Fly In Shoes, Album Review >>
Genticorum: Nagez Rameurs
by: John Davy
The easiest flowing folk music I've heard in some while comes from this Quebecois trio. Genticorum have three previous albums to their name and have clearly established a wide renown for their recorded music and for their performances. Led by fiddler and foot-stomper Pascal Gemme, the three of them weave elegant and graceful music. Pascal's playing is a constant delight, simultaneously relaxed and precise. He knows exactly where he's going but there's always a bit of room for a flourish here and there, as the mood takes. The music seems to flow so easily and naturally from this band that they have no notion of being anxious about "authenticity".
Alongside Pascal Gemme there is Yann Falquet on guitar and Alexandre de Grosbois-Garand who predominantly plays his flute but also adds fretless bass and a second fiddle to the sound. They all take a hand in the vocals and, with several call and response type songs amongst the material here, there always seems to be plenty going on. Their voices have that deep nasal quality usually associated with folk music but whereas most English language bands of this ilk, including Canadian ones, would seek to overwhelm you with their chaps-together manliness (which, of course, can be quite wonderful in its way), these guys seem to have a much more gentlemanly approach. With their voices and with their instruments they dance around each other in elegant interplay so that each of them has space to come through as an individual.

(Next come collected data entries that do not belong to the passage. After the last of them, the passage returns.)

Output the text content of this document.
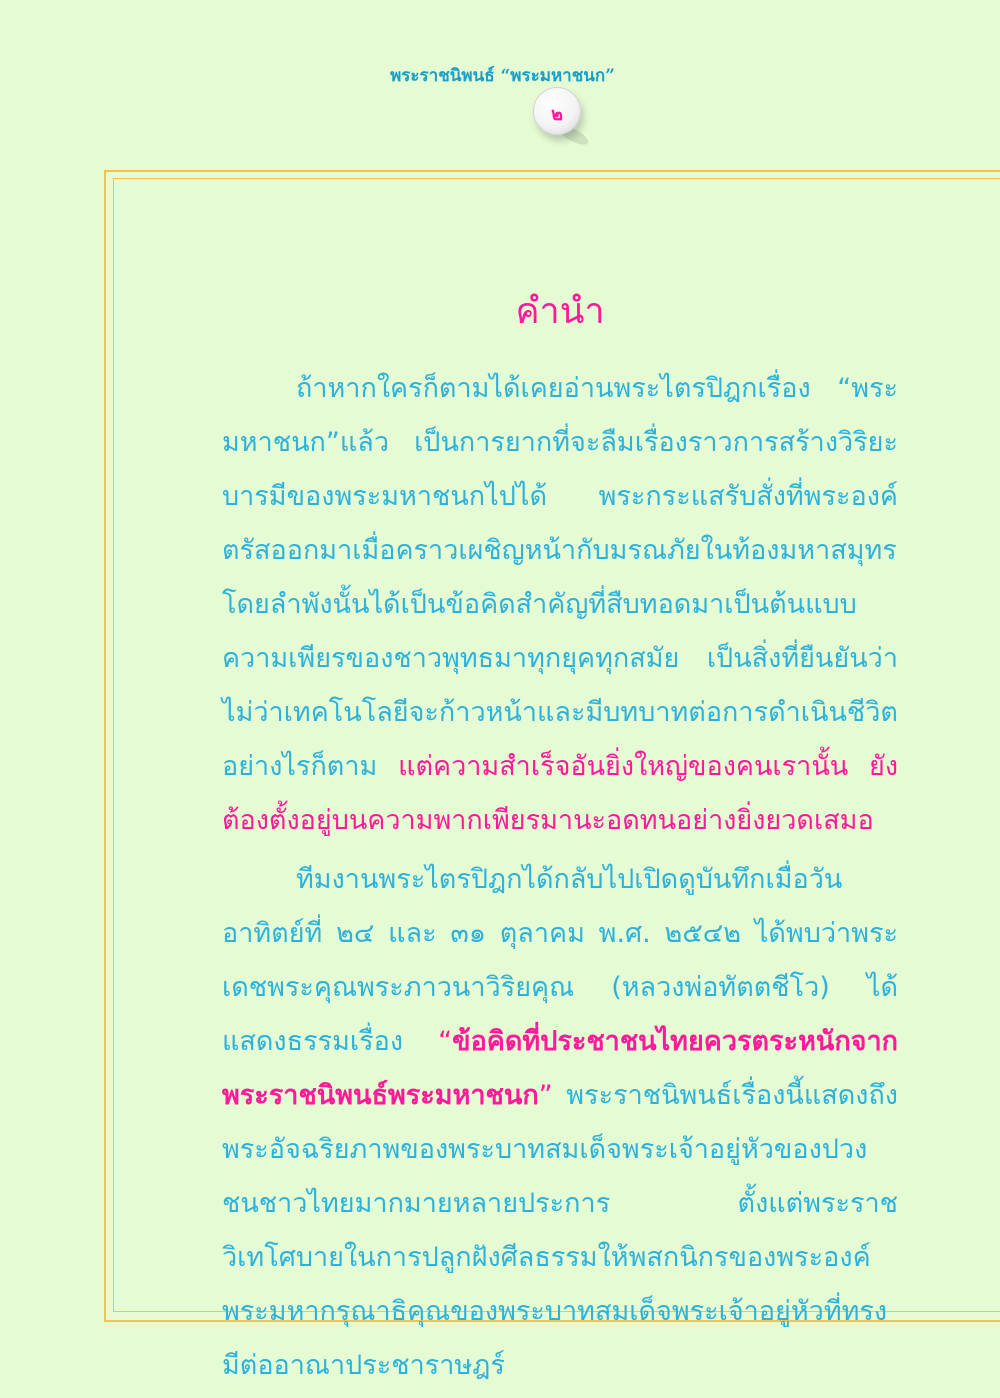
พระราชนิพนธ์ “พระมหาชนก”
๒
คำนำ

ถ้าหากใครก็ตามได้เคยอ่านพระไตรปิฎกเรื่อง “พระมหาชนก”แล้ว เป็นการยากที่จะลืมเรื่องราวการสร้างวิริยะบารมีของพระมหาชนกไปได้ พระกระแสรับสั่งที่พระองค์ตรัสออกมาเมื่อคราวเผชิญหน้ากับมรณภัยในท้องมหาสมุทรโดยลำพังนั้นได้เป็นข้อคิดสำคัญที่สืบทอดมาเป็นต้นแบบความเพียรของชาวพุทธมาทุกยุคทุกสมัย เป็นสิ่งที่ยืนยันว่า ไม่ว่าเทคโนโลยีจะก้าวหน้าและมีบทบาทต่อการดำเนินชีวิตอย่างไรก็ตาม แต่ความสำเร็จอันยิ่งใหญ่ของคนเรานั้น ยังต้องตั้งอยู่บนความพากเพียรมานะอดทนอย่างยิ่งยวดเสมอ

ทีมงานพระไตรปิฎกได้กลับไปเปิดดูบันทึกเมื่อวันอาทิตย์ที่ ๒๔ และ ๓๑ ตุลาคม พ.ศ. ๒๕๔๒ ได้พบว่าพระเดชพระคุณพระภาวนาวิริยคุณ (หลวงพ่อทัตตชีโว) ได้แสดงธรรมเรื่อง “ข้อคิดที่ประชาชนไทยควรตระหนักจากพระราชนิพนธ์พระมหาชนก” พระราชนิพนธ์เรื่องนี้แสดงถึงพระอัจฉริยภาพของพระบาทสมเด็จพระเจ้าอยู่หัวของปวงชนชาวไทยมากมายหลายประการ ตั้งแต่พระราชวิเทโศบายในการปลูกฝังศีลธรรมให้พสกนิกรของพระองค์ พระมหากรุณาธิคุณของพระบาทสมเด็จพระเจ้าอยู่หัวที่ทรงมีต่ออาณาประชาราษฎร์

Looking to the French Canadian song tradition that the three of them have soaked up, this collection of tunes and songs is built around the music of the voyageurs and loggers, the people who worked the long and wild rivers of Canada in pursuit of exploration, the fur trade and the timber trade. The modern wealth of Canada was built on their almost unimaginable hardships and risk-taking, so a celebration of their efforts is a fine subject for their internet-age descendants. The title song could translate as something like "Row, boys!" - it's an exhortation to the paddlers of a long boat - but the French song is actually based on an Irish poem, "A Canadian Boat Song", written by Thomas Moore some two centuries ago. They delve widely for their material, do Genticorum, as well as writing plenty of new tunes themselves, and in making this album they've invited along quite a few friends from the Canadian folk music community who all seem to fit in seamlessly with the Genticorum sound. You'll rarely find music making that is so straightforward in intent and execution as the music these guys produce, and so uplifting in its quiet joy.